My pace became increasingly slower, but I never got to the point of stealing Will’s bike. I kept on until finally, drenched and red-faced, Will and I reached the finish line together.

After my shower, I lay down for a nap, perfectly content with my effort.

The brochure is becoming less intimidating. I can now actually visualize my own face in the mass of runners. I may not be built like a Greek goddess, but giving my best every day makes me picture perfect.

Stats:

Sunday was the first day of the 13 week training schedule from Claire Kowlachick’s The Complete Book of Running for Women. I am doing her “Bronze” schedule.

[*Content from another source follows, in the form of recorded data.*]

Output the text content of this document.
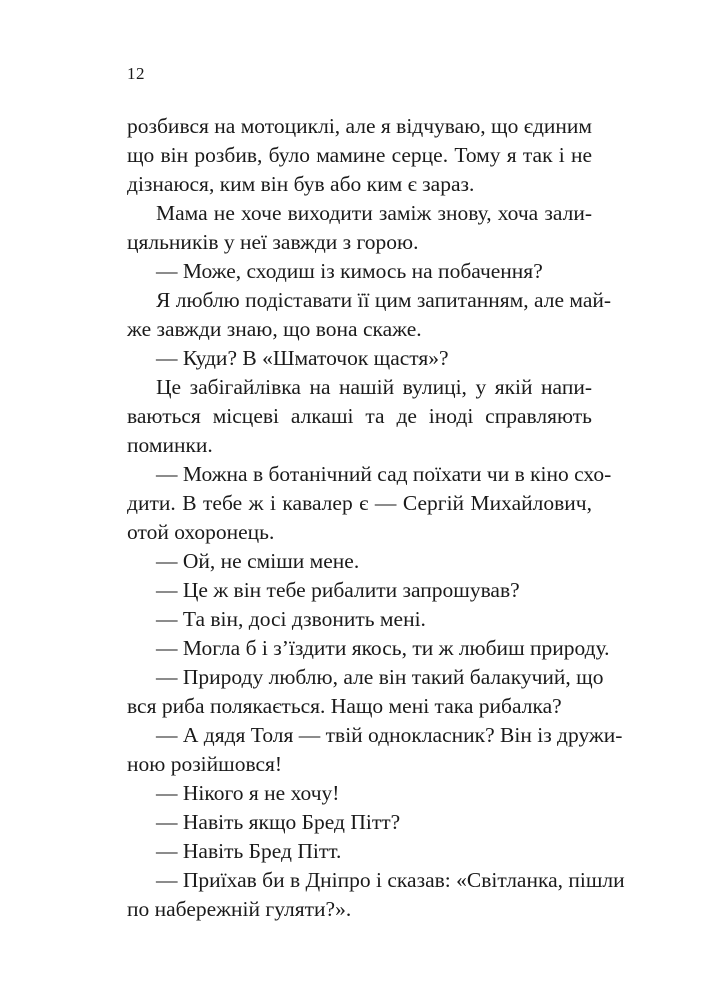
12
розбився на мотоциклі, але я відчуваю, що єдиним
що він розбив, було мамине серце. Тому я так і не
дізнаюся, ким він був або ким є зараз.
Мама не хоче виходити заміж знову, хоча зали-
цяльників у неї завжди з горою.
— Може, сходиш із кимось на побачення?
Я люблю подіставати її цим запитанням, але май-
же завжди знаю, що вона скаже.
— Куди? В «Шматочок щастя»?
Це забігайлівка на нашій вулиці, у якій напи-
ваються місцеві алкаші та де іноді справляють
поминки.
— Можна в ботанічний сад поїхати чи в кіно схо-
дити. В тебе ж і кавалер є — Сергій Михайлович,
отой охоронець.
— Ой, не сміши мене.
— Це ж він тебе рибалити запрошував?
— Та він, досі дзвонить мені.
— Могла б і з’їздити якось, ти ж любиш природу.
— Природу люблю, але він такий балакучий, що
вся риба полякається. Нащо мені така рибалка?
— А дядя Толя — твій однокласник? Він із дружи-
ною розійшовся!
— Нікого я не хочу!
— Навіть якщо Бред Пітт?
— Навіть Бред Пітт.
— Приїхав би в Дніпро і сказав: «Світланка, пішли
по набережній гуляти?».
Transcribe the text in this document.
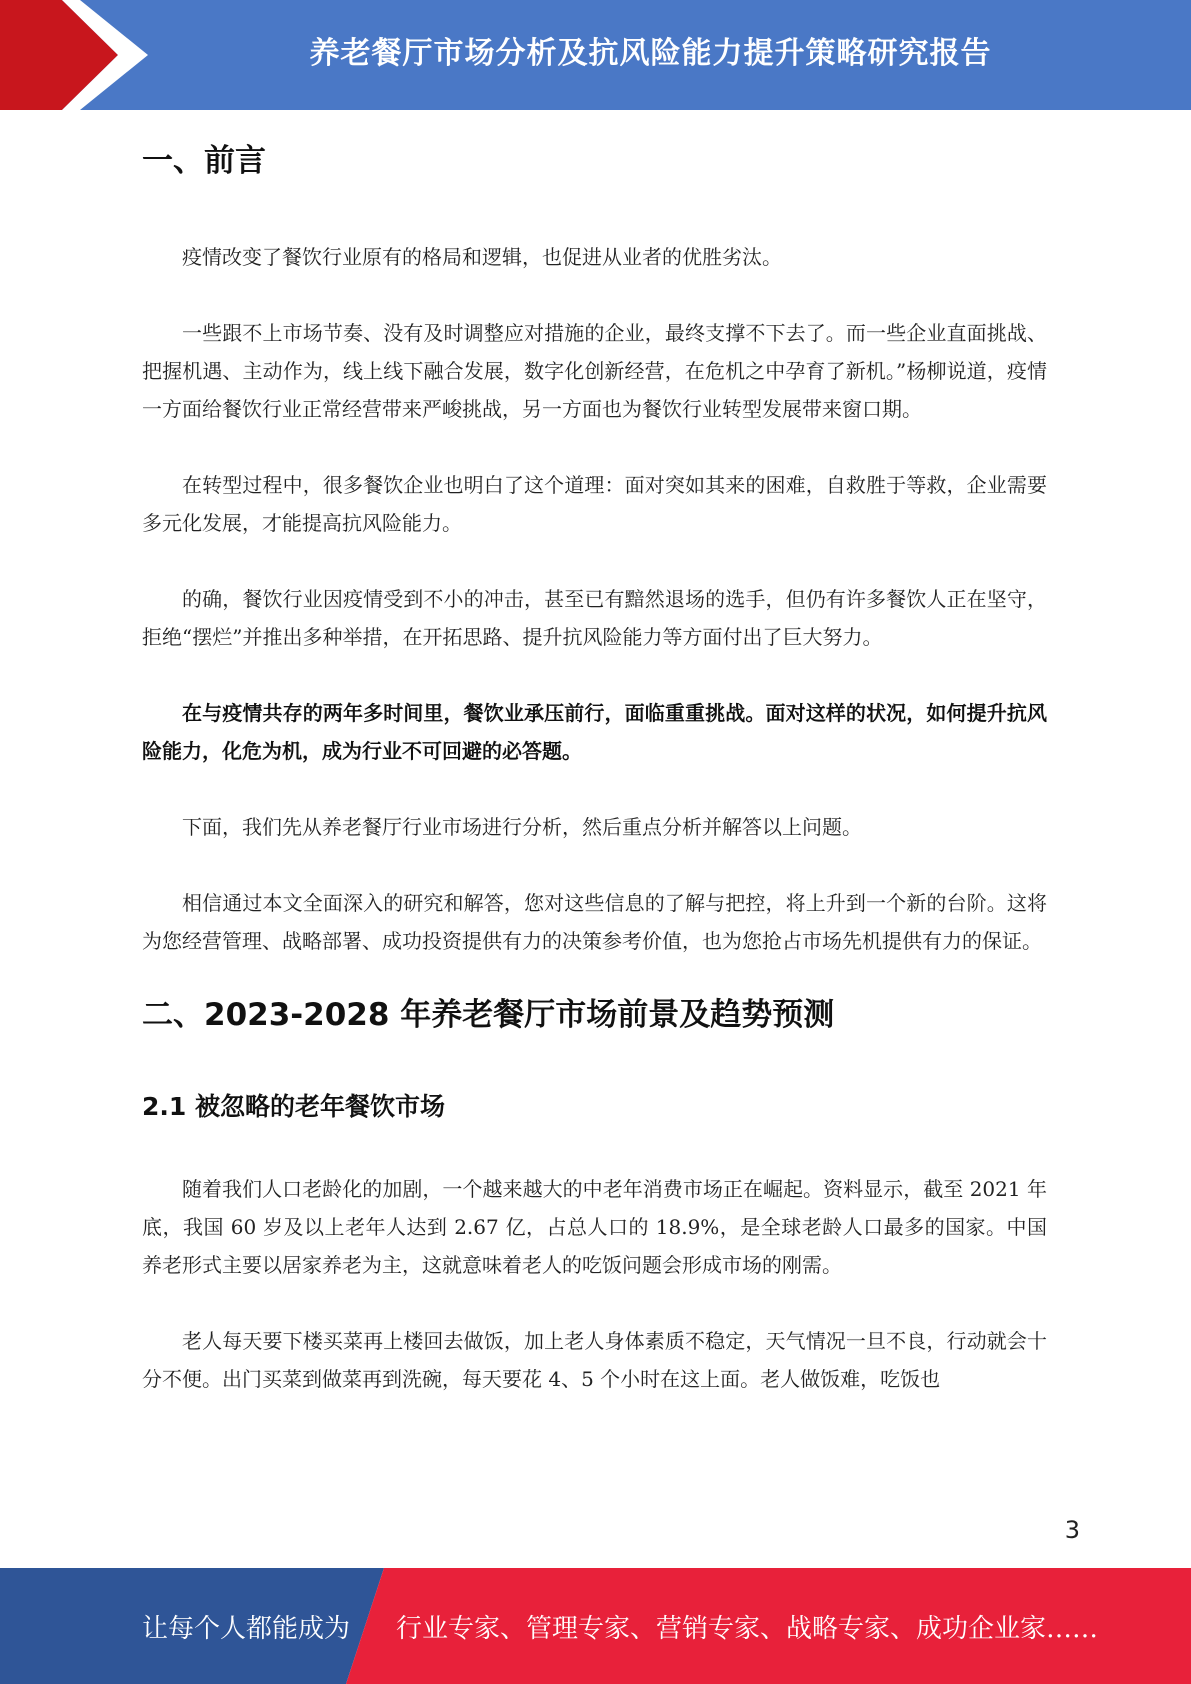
养老餐厅市场分析及抗风险能力提升策略研究报告
一、前言

疫情改变了餐饮行业原有的格局和逻辑，也促进从业者的优胜劣汰。

一些跟不上市场节奏、没有及时调整应对措施的企业，最终支撑不下去了。而一些企业直面挑战、把握机遇、主动作为，线上线下融合发展，数字化创新经营，在危机之中孕育了新机。”杨柳说道，疫情一方面给餐饮行业正常经营带来严峻挑战，另一方面也为餐饮行业转型发展带来窗口期。

在转型过程中，很多餐饮企业也明白了这个道理：面对突如其来的困难，自救胜于等救，企业需要多元化发展，才能提高抗风险能力。

的确，餐饮行业因疫情受到不小的冲击，甚至已有黯然退场的选手，但仍有许多餐饮人正在坚守，拒绝“摆烂”并推出多种举措，在开拓思路、提升抗风险能力等方面付出了巨大努力。

在与疫情共存的两年多时间里，餐饮业承压前行，面临重重挑战。面对这样的状况，如何提升抗风险能力，化危为机，成为行业不可回避的必答题。

下面，我们先从养老餐厅行业市场进行分析，然后重点分析并解答以上问题。

相信通过本文全面深入的研究和解答，您对这些信息的了解与把控，将上升到一个新的台阶。这将为您经营管理、战略部署、成功投资提供有力的决策参考价值，也为您抢占市场先机提供有力的保证。

二、2023-2028 年养老餐厅市场前景及趋势预测
2.1 被忽略的老年餐饮市场

随着我们人口老龄化的加剧，一个越来越大的中老年消费市场正在崛起。资料显示，截至 2021 年底，我国 60 岁及以上老年人达到 2.67 亿，占总人口的 18.9%，是全球老龄人口最多的国家。中国养老形式主要以居家养老为主，这就意味着老人的吃饭问题会形成市场的刚需。

老人每天要下楼买菜再上楼回去做饭，加上老人身体素质不稳定，天气情况一旦不良，行动就会十分不便。出门买菜到做菜再到洗碗，每天要花 4、5 个小时在这上面。老人做饭难，吃饭也

3
让每个人都能成为 行业专家、管理专家、营销专家、战略专家、成功企业家……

Miles: Sunday 8, Monday 2 (fast ones).

Extra: On Saturday I did swim training. Swimming is H-A-R-D. I kicked tail-fins in endurance and when we used only the lower body. But the upper body drills left me with legs dragging like sea anchors, while the more buoyant class members (who most likely have skills based upon wrangling farm animals) left me in their wakes. It was a fun class though—and probably good for me.

Overall feeling: I am feeling great this week, especially after last week’s lethargy.

Weight: doesn’t matter, does it? When I pulled on the spandex capris and tank top, my husband said, “Wow! You’re looking athletic!”which I took as a compliment. I don’t think I’ve ever been called that before.

Wildlife: the deer and rabbits are abundant, and the sound of birds fills the air. Lovely backdrop for running.

Health concerns: Though I use the inhaler before exercise, after 60 minutes of running, I start wheezing and can’t get good breaths. Some of it may be due to allergies or bits of microscopic volcanic rock settling in my lungs. I’ll go back to the doc and see what kind of drugs he has planned for me.